Some of this operations can also be called from the nodes’ edges, like
contract_() or svd_().
3. Contracting a Matrix Product State#
Now that you know how to construct a TensorNetwork with ParamNodes,
and use Operations between them, let’s apply all of this to contract a
Matrix Product State (MPS) with some input data, and compute gradients of the
result with respect to the MPS nodes:
mps = tk.TensorNetwork(name='mps')
nodes = []
data_nodes = []
for i in range(100):
    node = tk.randn(shape=(2, 5, 2),
                    axes_names=('left', 'input', 'right'),
                    network=mps,
                    name=f'node_({i})',
                    param_node=True)
    nodes.append(node)
    data_node = tk.randn(shape=(5,),
                         axes_names=('feature',),
                         network=mps,
                         name=f'data_node_({i})')
    data_nodes.append(data_node)
    node['input'] ^ data_node['feature']
for i in range(100):
    mps[f'node_({i})']['right'] ^ mps[f'node_({(i + 1) % 100})']['left']
With this, we have already created our MPS where nodes can be trained.
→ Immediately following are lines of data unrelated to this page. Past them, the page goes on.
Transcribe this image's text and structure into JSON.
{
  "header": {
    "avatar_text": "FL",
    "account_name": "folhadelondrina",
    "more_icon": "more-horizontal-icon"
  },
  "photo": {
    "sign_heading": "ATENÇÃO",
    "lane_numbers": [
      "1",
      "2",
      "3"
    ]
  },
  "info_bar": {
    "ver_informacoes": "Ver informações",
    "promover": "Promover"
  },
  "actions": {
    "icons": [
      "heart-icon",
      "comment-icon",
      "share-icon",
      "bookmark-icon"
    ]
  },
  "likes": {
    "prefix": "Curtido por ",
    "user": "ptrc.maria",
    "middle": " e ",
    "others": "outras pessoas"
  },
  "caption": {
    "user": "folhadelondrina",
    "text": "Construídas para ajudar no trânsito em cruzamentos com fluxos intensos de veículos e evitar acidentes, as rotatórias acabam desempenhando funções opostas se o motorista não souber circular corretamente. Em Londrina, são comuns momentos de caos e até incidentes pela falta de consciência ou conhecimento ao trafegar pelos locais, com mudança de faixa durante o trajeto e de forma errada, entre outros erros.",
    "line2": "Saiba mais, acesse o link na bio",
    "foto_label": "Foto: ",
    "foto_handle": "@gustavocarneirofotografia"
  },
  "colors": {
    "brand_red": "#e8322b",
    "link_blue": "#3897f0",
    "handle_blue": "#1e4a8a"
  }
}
We have also added some data nodes that will hold our data (though in this example they will be filled with random tensors).
To contract all the data nodes with their respective neighbours we can use
stack to perform a single big contraction, instead of a hundread of small
contractions, which will save us some time:
stack_node = tk.stack(nodes)
stack_data_node = tk.stack(data_nodes)
stack_node ^ stack_data_node
stack_result = stack_node @ stack_data_node
unbind_result = tk.unbind(stack_result)
Now we have a list with a bunch of matrices that are all connected to the previous and next ones, forming a ring. Let’s contract all of them with simple contractions:
result = unbind_result[0]
for node in unbind_result[1:]:
    result @= node
assert result.shape == ()
Since we have contracted the whole network, and no edge is still dangling, the result is a single number. We can then compute gradients:
result.tensor.backward()
for node in nodes:
    assert node.grad is not None
Here we have our desired gradient! Now you can use it to learn a function using gradient descent methods.